Shortlisted companies will be invited to an awards ceremony at the Royal Lancaster Hotel in London on 22 May 2009 when the winners in each category will be revealed.

IT departments will also compete to be recognised as the Best of the Best, and will for the first time compete in two size divisions depending on the number of employees.

A winning combination

Yorkshire Water was the winner of the single Best of the Best award last year, earning praise for its commitment to providing an environment and lifestyle that made staff comfortable.

Pearl Murphy, IT programme manager at Yorkshire Water, said being a winner has definitely helped with recruitment at universities.

"When people are thinking of careers in IT, they do not always think of a utility company as an option, but the awards have raised our profile locally and nationally," she said.

The IT department intends to build on its success to become a world class operation and help Yorkshire Water achieve recognition as one of the top 100 places to work in the UK.

"Ever since the awards, we have been thinking about how we can build on the things that helped us win," said Murphy.

The company has developed a number of initiatives aimed at further improving its strategies for communication, team management, leadership, planning, training and staff development.

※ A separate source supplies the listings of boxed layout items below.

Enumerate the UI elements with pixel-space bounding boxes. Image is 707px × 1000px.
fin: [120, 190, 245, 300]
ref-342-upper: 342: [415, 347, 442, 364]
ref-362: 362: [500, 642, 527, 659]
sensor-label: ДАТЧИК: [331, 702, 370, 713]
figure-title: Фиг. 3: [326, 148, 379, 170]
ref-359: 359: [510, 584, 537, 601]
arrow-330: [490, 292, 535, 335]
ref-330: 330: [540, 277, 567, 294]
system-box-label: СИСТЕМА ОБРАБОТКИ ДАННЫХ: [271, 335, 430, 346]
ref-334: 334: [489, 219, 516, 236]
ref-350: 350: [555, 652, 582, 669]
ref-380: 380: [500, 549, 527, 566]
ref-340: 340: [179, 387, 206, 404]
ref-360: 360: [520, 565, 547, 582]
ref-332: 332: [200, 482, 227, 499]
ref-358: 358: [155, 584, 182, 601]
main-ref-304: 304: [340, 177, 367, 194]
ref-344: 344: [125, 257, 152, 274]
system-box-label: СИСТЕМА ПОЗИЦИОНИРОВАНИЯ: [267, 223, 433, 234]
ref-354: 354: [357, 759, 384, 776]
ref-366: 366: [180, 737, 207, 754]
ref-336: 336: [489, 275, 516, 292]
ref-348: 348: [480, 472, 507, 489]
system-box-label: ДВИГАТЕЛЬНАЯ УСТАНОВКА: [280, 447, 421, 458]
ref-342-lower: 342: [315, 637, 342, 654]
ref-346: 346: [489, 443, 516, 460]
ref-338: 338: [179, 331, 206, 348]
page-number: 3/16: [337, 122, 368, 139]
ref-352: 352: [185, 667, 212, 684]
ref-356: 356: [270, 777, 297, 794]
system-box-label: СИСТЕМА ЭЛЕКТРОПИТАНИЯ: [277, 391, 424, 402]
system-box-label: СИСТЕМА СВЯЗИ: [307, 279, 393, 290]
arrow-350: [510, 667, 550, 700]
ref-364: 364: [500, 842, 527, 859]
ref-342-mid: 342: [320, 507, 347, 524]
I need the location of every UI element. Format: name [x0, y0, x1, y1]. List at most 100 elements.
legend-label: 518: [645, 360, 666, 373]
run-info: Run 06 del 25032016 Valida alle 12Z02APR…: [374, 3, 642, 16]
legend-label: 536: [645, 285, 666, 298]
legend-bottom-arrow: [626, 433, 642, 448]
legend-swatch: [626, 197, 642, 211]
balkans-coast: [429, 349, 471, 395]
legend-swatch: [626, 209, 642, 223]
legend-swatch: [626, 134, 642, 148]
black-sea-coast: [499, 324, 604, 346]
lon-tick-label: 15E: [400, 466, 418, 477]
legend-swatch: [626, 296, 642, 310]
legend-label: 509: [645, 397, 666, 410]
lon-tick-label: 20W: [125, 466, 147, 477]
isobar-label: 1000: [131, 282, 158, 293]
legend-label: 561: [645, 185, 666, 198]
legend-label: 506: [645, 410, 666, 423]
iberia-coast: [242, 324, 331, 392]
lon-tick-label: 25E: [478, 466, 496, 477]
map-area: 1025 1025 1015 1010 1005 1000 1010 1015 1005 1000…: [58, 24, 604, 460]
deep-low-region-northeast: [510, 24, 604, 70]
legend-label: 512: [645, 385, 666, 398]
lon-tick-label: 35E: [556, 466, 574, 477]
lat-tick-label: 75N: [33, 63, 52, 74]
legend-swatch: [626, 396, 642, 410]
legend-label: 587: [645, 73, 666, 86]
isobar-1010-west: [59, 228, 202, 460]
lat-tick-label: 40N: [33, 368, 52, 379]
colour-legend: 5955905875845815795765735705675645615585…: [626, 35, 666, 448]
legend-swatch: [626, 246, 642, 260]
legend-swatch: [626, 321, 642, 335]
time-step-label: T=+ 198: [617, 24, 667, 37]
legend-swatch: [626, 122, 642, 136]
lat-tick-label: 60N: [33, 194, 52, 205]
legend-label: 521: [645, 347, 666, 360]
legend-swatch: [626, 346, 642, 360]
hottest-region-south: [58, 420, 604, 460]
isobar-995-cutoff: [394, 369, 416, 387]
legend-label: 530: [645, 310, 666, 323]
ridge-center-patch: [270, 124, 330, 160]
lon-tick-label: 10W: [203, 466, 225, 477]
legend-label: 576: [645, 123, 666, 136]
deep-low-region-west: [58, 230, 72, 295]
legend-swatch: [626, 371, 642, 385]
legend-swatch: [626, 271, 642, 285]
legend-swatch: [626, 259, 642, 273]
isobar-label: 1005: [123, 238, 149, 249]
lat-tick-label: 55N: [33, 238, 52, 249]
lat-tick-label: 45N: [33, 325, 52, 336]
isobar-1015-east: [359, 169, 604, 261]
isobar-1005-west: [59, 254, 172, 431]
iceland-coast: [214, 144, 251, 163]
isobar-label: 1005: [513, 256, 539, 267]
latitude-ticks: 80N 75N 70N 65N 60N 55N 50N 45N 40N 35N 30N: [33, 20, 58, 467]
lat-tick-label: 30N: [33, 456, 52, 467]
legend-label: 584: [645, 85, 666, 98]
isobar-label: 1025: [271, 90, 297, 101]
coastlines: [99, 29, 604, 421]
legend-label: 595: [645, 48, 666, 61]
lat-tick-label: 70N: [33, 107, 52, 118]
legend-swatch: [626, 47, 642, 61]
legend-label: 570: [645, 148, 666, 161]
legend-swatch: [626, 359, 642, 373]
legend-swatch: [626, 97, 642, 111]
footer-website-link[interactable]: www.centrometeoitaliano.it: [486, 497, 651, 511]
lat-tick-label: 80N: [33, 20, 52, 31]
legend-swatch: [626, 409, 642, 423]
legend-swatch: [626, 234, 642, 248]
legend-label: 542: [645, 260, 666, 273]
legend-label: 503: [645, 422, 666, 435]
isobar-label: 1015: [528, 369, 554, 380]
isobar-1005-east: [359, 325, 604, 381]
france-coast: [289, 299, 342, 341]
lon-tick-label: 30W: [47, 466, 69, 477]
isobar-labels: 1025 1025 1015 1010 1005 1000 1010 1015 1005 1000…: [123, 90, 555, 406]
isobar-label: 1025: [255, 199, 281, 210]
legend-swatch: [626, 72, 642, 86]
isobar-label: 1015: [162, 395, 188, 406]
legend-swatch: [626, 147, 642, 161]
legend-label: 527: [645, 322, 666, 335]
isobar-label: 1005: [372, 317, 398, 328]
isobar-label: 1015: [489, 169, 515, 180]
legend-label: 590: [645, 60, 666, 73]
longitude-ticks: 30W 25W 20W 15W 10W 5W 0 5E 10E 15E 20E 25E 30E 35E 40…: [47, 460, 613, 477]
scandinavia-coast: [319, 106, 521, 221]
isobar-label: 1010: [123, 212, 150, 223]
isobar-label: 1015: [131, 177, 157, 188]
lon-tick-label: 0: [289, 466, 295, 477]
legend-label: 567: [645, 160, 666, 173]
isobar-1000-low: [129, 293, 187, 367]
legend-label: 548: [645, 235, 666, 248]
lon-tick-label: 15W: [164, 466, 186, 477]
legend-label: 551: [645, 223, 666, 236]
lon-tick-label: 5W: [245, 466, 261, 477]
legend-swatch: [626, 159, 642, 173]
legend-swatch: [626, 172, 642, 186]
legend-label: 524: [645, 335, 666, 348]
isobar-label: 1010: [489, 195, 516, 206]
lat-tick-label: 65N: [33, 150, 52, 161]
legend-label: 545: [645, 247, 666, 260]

As well as taking overall honours, Yorkshire Water was the winner in the utilities and telecoms category.

Other category winners included Britannia Building Society, The Coal Authority and Ashridge.

Britannia Building Society won the banking category for its focus on staff retention with its policy of filling vacancies by internal promotion.

In the central government category, The Coal Authority was the winner for its commitment to investment in training and the wide scope of training provided.

Independent business school Ashridge won the non-profit category, earning praise for its flexible working environment and activities to promote IT-business integration.

Be the best

Does your IT department have what it takes to be the best in its class or even the best of the best? Find out by entering Computer Weekly's Best Places to work in IT 2009.

Entries must be received by 31 October 2008 and the employee responses about what their company offers must be submitted to the researchers by 28 November 2008.